Interesting bit from Marshall Rosenberg, in which he suggests that not every culture works via domination and labeling…

That’s why in the United States we call these institutions penitentiaries. The whole idea is you have to make people realize they are evil, so you need a language that does that, you need moralistic judgment that implies evil or bad, with words like: good, bad, right, wrong, abnormal, incompetent, etc.

All kinds of words that make you wrong.

There are whole cultures that have not gone that way, where there is almost no violence. They don’t have this language.

Question: “Where are these cultures?”

Marshall: Every one wants to move there! Fortunately there are a lot of them.

Fortunately anthropologist Ruth Benedict has done a lot of research in this area. A good place to start is an article in “Psychology Today,” June 1970, entitled “Synergy—Patterns of the Good Culture”. She has written many books on the subject since the 1920s. She’s found them all over the world. When she started out she wasn’t sure she would find any. The tribe I have had some contact with is Orang Asilie tribe in Malaysia. I’ll never forget what my translator was saying before we got started. He was going over how he was going to translate. He pointed out his language has no verb to be, like [you are] good, bad, wrong, right. You can’t classified people if you take away the verb to be. How are you going to insult people? You take away ninety percent of my vocabulary! So I say what are you going to say if I say “You’re selfish”?

He responded, “It’s going to be hard. I’d translate it like this: Marshall says he sees you are taking care of your needs but not the needs of others.” He says, “In my language, you tell people what they are doing and what you like them to do differently, it would not occur to us to tell people what they are.” He then paused and he looked at me in all sincerity and said, “Why would you ever call a person a name?”

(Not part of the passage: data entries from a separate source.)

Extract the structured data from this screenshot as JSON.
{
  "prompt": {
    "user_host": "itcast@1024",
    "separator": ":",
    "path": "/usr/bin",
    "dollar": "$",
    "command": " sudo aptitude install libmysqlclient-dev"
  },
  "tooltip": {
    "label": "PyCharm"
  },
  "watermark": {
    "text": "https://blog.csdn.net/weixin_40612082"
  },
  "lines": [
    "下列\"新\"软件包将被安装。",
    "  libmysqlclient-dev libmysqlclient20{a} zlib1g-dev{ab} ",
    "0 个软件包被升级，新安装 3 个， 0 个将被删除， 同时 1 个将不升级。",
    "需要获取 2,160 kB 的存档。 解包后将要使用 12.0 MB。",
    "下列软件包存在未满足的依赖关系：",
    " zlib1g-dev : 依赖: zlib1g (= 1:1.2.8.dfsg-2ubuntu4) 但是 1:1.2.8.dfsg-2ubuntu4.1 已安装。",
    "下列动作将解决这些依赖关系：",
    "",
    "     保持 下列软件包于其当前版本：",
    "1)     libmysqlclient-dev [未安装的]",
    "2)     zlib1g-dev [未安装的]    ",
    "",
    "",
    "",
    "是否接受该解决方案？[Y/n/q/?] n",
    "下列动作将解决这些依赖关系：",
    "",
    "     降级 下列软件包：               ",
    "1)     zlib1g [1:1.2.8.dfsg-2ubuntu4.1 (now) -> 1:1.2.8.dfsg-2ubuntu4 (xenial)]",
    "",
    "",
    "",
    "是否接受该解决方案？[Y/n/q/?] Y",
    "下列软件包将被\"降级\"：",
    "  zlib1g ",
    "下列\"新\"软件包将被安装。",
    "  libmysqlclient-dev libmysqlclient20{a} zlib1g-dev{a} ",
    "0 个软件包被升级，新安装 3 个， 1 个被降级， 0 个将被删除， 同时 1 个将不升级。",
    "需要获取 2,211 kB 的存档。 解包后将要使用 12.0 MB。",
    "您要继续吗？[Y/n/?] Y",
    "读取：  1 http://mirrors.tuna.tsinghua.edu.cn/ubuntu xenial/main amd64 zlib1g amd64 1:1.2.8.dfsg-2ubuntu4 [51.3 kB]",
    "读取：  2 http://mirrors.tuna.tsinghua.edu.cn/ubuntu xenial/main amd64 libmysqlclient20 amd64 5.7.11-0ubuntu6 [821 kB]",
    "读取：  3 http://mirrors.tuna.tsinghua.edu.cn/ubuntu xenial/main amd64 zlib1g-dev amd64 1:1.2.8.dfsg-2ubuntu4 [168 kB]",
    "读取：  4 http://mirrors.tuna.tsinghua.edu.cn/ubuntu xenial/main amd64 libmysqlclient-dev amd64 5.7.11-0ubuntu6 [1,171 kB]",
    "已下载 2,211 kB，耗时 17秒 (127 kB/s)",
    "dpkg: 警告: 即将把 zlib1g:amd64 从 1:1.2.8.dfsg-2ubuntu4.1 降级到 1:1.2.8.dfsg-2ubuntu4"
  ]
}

I said you have to know who to punish. Punishment is a totally foreign concept in these tribes and cultures. He looked at me and said, “If you have a plant and it isn’t growing the way you would like, do you punish it?” The whole idea of punishment is so ingrained in us that it is hard for us to imagine other options. It is totally foreign to people who haven’t been educated in domination systems culture. In many of these cultures they look at people who hurt others this way: they are not bad, they’ve just forgotten their nature. They put them in a circle and they remind them of their true nature, what it’s like to be real human beings. They’ve gotten alienated and they bring them back to life.

Question: What’s the tribe’s name again?

Marshall: The Orang Asilie. This is interesting. It’s not their name, it’s the name the surrounding cultures call them and it means “primitive people”.

People usually ask what were you doing there teaching them Giraffe [nonviolent communication] language when they have their own Giraffe language? It’s sad; they were doing quite well. They live in the forest where trees have great economic value in the outside world, so now logging companies are intruding on their space. They don’t know how to speak Giraffe with Jackal speaking people. They have one senator who represents 60,000 people. In Malaysia, they heard about my work and asked me if I could do something. He says “You know there are consultants who will show us how to use guns, there’s no shortage of these, to get our land back.” The senator hoped there is another way.

It is not fashionable, anthropologically or linguistically, to suggest that language can actually influence how people think and act (a/k/a the Sapir-Whorf Hypothesis). So it might be worth pointing out that there is no particular reason the causality has to flow in the language->culture direction for the Orang Asilie, rather than the other way round.

UPDATE: Initially-forgotten link here; thanks to Ed Hand for asking for it in comments. For the record, if you go on to read the rest of the piece, it moves into some areas where I do not find myself in agreement with Dr. Rosenberg, e.g. the worries about violence in media as an indoctrination technique and the wholesale acceptance of Walter Wink’s ideas about “Domination Culture.” But I thought this Orang Asilie stuff was interesting.